As numb and unmoored as I was, my sense for conflict and potential catastrophe was still very much on guard and perhaps even more heightened than usual given the foreign surroundings. Earlier when we’d stopped at a gas station I noticed a man coming towards the car and had decided yards before he’d reached the driver-side window that I didn’t like him, didn’t like the hardness of his eyes, didn’t like the aggressive way he walked as if marching into a stiff breeze. I knew before he’d approached the window to ask my father for eight cents what car he’d run with if he were in prison, the kinds of people he’d associate with, the sorts of hustles he’d have his hands in. “Can you believe that shit?” he told my father. “Damned cashier in there is tripping over eight cents!” I had done time with men like him. He was one of those angry peckerwoods who refers to his wife or girlfriend as his “old lady,” and who, when his buddies go to the hole, robs their lockers of all their dope and stamps.

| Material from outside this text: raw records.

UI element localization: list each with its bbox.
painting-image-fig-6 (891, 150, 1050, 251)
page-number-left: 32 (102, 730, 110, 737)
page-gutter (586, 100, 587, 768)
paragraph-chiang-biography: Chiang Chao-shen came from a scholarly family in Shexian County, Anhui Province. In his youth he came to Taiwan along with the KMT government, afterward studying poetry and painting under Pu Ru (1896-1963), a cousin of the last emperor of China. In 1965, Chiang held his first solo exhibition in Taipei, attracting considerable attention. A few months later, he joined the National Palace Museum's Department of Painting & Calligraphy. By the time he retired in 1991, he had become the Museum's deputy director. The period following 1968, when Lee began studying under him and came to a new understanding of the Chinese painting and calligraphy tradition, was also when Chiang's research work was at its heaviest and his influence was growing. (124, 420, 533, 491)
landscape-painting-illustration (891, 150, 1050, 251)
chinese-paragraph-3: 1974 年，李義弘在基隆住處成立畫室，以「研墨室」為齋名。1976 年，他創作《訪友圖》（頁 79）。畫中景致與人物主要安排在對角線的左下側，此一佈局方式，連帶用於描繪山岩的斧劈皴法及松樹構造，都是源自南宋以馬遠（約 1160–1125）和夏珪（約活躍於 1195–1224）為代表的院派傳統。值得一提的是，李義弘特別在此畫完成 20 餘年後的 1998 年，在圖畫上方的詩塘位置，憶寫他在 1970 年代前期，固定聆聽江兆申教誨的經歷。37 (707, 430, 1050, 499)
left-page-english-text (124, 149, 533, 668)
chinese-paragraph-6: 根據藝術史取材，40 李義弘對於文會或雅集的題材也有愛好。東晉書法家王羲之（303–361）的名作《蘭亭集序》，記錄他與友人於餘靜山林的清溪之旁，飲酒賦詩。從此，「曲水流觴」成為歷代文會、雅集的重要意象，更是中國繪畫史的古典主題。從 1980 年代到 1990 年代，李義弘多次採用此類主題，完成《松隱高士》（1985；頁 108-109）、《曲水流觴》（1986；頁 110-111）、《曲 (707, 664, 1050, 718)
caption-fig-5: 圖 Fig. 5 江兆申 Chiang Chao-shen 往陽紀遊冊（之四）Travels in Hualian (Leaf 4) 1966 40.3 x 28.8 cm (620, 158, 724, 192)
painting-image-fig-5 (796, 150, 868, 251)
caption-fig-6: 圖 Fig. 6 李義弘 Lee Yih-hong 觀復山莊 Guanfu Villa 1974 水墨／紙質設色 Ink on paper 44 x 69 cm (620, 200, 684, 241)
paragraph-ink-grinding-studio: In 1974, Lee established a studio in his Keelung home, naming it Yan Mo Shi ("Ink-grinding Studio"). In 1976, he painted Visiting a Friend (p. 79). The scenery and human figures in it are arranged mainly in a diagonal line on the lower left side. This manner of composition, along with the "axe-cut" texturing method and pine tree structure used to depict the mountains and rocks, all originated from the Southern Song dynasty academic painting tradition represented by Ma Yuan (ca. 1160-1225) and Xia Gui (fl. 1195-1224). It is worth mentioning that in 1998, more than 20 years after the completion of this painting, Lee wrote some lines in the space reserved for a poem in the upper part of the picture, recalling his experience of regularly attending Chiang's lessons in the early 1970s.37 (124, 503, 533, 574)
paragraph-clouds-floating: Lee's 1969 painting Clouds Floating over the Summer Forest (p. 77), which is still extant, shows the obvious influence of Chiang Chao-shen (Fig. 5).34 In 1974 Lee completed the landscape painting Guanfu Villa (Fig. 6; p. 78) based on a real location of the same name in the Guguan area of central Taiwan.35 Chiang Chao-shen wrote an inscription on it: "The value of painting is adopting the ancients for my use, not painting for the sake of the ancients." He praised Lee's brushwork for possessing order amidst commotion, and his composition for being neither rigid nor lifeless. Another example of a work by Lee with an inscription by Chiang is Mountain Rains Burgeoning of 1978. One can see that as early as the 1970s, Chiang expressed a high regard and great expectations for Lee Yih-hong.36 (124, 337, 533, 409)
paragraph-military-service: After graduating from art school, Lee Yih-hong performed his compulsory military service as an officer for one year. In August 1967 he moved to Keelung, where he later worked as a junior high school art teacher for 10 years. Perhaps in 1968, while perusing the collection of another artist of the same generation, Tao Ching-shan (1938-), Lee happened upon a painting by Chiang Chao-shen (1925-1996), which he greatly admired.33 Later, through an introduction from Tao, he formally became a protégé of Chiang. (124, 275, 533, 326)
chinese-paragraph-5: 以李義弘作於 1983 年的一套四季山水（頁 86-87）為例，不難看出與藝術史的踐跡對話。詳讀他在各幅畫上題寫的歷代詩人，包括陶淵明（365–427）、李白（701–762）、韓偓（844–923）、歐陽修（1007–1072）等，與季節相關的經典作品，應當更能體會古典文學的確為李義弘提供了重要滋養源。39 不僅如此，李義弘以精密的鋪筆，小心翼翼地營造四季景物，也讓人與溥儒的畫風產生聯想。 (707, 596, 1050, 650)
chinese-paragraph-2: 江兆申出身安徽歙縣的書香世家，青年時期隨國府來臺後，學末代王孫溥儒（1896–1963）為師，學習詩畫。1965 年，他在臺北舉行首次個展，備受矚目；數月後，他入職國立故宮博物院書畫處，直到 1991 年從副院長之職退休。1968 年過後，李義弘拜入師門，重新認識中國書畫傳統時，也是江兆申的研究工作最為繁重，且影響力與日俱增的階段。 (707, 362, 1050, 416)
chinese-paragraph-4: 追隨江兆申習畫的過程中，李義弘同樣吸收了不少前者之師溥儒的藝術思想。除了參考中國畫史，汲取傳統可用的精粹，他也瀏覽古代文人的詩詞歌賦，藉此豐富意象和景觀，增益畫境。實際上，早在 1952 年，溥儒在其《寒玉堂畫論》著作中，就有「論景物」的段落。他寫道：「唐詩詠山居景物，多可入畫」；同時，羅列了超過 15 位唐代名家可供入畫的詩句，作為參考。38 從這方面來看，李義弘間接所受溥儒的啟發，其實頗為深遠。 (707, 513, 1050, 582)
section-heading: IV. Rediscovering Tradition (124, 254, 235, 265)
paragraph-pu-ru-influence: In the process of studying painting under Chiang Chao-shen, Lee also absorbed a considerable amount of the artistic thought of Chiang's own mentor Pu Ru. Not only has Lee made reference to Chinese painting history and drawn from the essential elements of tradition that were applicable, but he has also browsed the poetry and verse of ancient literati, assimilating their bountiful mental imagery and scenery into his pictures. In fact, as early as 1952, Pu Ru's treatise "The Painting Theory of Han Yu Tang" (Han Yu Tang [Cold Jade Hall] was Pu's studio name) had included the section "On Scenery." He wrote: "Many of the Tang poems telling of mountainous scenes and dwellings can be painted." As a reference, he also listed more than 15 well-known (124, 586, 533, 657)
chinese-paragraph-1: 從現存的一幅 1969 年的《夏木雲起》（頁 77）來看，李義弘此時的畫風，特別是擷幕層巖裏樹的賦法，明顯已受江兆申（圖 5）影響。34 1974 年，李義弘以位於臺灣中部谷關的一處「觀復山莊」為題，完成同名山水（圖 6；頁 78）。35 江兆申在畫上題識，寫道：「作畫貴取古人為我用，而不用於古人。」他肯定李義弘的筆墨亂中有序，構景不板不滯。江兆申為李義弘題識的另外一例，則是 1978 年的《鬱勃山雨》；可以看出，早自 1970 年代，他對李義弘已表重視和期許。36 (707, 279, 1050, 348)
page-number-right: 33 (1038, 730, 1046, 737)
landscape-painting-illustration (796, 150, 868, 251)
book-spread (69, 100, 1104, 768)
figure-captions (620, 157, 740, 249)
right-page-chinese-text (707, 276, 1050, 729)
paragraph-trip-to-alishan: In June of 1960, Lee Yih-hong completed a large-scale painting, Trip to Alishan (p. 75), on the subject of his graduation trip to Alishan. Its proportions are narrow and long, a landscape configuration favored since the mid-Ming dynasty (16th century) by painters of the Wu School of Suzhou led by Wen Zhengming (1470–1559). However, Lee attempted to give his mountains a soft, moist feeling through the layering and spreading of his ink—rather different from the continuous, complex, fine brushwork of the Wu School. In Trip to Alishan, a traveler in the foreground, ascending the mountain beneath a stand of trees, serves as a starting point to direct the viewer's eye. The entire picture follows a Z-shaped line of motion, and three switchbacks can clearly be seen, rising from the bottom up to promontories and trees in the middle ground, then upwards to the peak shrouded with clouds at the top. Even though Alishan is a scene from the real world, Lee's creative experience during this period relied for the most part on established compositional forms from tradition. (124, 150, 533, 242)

Walking out of the Whataburger after we’d finished our lunch my senses were alerted by the approach of another strange figure, another potential threat. This man had a lumberjack beard, shaved head, and his features were obscured behind a dark bandana. This man didn’t ask for eight cents. This man demanded all our money.
“This is a stick-up.”
Then my brother unmasked himself and hugged me there in the parking lot, hard. I could feel every tendon in his arms, every rib and muscle, all more solid and real than the burger I’d just eaten. Paul had called earlier in the drive to see that I’d gotten out okay and again while we were eating. He’d planned the reunion covertly. Not even my father knew he’d been following us.
“I can see it in your eyes,” he said, his arm still hung around my shoulder. “You’ve got that deer-in-the-headlights look. You’re overwhelmed, aren’t you? I know how you feel.”
Paul got out of prison last May.
Back on the highway while I fumbled to pull up directions on my father’s iPhone, Dad nudged my elbow.
Paul sped ahead of us laying on the horn. On the back window of his Jeep he’d painted a message in thick white script: Congratulations! Welcome home!
It was the fan fare I’d missed earlier in the day.
Then the driver-side window slid down and confetti like multi-colored shotgun blast sprayed the air, smacked against our windshield, and skittered down the highway.